Head west from Shearith Israel and you’ll cross Columbus Avenue, then Amsterdam, ending up at the heel of Riverside Park, just beneath the Eleanor Roosevelt Memorial. From Pier 1, Trump Place condos block Rockefeller Center, the Chrysler Building, and other great lanterns of Manhattan. But on a clear day the George Washington Bridge can be seen stretching across the Hudson River. These streets and avenues, with their buildings, monuments, and bridges, are Gotham’s fine lines, and sometimes scars. There is no Botox for this layout, no plastic surgery that can de-age it, that can extract birthmarks without turning this magnificent city into a faceless paddle doll.

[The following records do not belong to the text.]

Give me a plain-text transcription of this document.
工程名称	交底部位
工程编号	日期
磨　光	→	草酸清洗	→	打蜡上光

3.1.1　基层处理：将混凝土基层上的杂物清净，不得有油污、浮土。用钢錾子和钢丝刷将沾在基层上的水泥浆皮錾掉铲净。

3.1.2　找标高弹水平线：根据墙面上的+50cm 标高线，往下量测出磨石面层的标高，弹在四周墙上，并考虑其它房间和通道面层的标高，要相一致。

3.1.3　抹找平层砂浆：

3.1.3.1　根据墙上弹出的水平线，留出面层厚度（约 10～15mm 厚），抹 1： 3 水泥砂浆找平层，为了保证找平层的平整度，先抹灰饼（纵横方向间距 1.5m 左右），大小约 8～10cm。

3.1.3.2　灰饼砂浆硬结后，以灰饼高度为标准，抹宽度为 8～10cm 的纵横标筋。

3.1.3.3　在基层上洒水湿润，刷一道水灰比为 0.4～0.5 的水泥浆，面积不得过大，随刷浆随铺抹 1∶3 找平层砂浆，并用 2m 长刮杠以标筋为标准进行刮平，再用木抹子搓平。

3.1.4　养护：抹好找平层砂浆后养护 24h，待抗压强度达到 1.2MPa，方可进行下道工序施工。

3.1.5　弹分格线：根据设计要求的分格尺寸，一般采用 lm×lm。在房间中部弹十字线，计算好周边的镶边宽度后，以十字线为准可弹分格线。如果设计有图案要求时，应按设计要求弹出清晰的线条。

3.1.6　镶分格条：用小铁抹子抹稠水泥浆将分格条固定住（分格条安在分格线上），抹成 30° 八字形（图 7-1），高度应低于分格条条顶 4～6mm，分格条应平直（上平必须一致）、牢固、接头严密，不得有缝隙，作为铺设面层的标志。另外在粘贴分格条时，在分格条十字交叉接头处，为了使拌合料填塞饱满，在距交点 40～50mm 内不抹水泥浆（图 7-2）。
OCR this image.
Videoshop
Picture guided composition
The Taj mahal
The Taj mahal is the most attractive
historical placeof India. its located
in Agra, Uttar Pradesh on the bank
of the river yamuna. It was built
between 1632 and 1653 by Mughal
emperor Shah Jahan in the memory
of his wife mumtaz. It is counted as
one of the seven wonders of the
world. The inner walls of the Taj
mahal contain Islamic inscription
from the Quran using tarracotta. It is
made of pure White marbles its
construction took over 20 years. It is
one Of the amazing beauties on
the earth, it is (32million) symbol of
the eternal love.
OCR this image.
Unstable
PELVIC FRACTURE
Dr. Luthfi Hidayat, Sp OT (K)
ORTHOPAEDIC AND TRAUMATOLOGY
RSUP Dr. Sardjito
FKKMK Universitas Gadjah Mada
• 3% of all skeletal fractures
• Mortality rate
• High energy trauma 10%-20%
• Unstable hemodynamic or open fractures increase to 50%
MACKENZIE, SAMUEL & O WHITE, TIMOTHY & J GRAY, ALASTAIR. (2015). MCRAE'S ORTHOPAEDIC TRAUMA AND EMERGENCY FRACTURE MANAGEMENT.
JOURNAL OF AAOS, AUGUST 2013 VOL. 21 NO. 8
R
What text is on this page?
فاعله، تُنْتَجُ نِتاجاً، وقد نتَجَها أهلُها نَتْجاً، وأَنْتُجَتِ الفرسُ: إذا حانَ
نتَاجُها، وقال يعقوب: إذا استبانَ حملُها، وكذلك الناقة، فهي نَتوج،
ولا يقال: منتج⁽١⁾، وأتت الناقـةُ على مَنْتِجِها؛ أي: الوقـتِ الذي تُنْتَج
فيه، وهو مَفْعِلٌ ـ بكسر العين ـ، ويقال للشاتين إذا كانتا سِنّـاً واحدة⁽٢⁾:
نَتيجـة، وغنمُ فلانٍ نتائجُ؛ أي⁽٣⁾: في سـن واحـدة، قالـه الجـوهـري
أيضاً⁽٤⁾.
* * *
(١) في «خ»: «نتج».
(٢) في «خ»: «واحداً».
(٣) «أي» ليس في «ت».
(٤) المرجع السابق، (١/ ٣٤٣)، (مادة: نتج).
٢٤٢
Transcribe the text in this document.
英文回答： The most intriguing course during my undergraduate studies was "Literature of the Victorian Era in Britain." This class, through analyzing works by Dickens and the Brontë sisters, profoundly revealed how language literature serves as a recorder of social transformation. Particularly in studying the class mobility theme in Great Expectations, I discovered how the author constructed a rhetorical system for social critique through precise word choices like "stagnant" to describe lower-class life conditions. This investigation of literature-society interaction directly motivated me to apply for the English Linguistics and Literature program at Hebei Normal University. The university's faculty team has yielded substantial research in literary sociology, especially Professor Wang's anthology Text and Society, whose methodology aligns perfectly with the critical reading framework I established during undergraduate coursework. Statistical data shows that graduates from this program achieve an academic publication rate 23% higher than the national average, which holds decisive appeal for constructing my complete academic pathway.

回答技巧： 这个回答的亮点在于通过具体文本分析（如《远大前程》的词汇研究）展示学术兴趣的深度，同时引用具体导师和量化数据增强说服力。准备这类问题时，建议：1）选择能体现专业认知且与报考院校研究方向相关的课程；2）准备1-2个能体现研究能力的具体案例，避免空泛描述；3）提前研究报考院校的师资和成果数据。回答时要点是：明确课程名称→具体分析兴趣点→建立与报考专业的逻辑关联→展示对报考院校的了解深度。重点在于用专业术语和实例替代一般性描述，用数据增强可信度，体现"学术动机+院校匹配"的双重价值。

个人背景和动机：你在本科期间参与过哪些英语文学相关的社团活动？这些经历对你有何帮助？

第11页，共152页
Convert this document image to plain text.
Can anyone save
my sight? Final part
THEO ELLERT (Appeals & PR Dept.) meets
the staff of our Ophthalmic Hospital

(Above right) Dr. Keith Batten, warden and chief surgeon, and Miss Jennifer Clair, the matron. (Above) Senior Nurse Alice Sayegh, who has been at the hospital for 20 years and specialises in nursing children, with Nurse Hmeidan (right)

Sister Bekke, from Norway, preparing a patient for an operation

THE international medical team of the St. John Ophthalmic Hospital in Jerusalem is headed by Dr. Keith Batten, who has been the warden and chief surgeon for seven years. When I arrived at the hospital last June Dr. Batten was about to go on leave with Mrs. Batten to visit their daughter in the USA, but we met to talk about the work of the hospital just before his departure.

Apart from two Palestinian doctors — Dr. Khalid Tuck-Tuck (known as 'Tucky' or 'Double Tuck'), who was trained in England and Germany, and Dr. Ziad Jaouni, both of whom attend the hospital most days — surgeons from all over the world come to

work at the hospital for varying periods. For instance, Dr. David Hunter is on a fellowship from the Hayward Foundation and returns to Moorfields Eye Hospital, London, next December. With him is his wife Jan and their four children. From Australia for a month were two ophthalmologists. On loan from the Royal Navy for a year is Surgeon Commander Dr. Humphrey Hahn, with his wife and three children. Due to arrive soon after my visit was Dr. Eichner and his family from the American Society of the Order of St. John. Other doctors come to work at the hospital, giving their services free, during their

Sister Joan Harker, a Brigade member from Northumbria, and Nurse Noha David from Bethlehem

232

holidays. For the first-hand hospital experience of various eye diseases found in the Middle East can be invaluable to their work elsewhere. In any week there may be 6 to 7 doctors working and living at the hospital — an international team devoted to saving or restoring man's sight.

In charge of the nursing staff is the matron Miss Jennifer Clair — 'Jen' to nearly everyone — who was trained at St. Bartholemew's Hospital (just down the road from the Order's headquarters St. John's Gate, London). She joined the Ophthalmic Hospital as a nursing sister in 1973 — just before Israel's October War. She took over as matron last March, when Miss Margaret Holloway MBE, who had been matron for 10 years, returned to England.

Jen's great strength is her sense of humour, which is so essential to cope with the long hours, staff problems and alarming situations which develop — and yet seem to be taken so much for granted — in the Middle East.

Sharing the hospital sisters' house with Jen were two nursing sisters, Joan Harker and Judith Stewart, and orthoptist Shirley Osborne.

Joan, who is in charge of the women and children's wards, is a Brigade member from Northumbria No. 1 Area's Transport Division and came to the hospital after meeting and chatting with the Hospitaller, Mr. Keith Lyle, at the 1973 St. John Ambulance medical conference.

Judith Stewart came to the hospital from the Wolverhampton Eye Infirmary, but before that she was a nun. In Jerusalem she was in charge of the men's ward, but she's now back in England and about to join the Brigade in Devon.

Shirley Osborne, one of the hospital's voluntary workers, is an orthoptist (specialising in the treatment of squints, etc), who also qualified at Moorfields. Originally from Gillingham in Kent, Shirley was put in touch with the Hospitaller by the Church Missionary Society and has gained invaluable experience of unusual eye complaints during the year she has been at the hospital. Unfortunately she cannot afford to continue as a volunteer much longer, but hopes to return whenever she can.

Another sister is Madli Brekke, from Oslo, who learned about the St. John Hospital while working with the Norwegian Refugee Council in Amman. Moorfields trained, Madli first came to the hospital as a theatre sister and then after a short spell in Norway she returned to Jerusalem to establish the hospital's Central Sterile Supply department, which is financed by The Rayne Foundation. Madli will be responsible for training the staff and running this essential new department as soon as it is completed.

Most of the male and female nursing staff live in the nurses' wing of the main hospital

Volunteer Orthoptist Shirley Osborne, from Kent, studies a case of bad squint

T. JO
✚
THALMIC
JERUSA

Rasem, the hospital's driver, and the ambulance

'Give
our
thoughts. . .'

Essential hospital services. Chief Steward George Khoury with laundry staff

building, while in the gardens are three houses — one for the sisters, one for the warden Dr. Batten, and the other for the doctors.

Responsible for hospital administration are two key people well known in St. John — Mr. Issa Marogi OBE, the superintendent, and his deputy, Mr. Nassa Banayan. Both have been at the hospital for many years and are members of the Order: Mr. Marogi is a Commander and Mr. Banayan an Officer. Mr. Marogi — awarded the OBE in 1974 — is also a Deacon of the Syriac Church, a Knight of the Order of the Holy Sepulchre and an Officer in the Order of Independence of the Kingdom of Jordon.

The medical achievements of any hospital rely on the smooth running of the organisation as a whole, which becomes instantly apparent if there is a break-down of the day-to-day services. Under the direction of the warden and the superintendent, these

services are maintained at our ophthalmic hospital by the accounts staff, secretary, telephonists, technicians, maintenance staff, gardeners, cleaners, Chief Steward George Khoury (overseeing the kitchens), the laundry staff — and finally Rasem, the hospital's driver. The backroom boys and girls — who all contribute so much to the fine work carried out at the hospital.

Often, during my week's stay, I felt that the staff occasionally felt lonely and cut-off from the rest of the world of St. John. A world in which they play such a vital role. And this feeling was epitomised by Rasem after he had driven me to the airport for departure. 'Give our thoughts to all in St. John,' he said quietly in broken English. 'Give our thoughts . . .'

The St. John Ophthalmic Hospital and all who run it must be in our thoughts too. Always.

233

It’s dusk back in the park, and Stuyvesant is in the spotlight of the Empire State Building. Its crown glows blue to honor the medical workers, some getting ready to start the night shift at Mount Sinai Beth Israel Hospital one block east of the statue. To the west, he is flanked by the Quaker Religious Society of Friends, with St. George Episcopal Church next to it, and behind him by the East End Jewish Temple. Now and then a dog lifts its hind leg over the statue’s basin. And perhaps that is enough penance: a ruthless patron rendered still and silent, surrounded by Jews and Quakers, forever on the verge of some ban that he will never decree. And even if he could force his bronze lips into a grimace, we wouldn’t be able to read them — somebody has strapped a surgical mask over Stuyvesant’s face.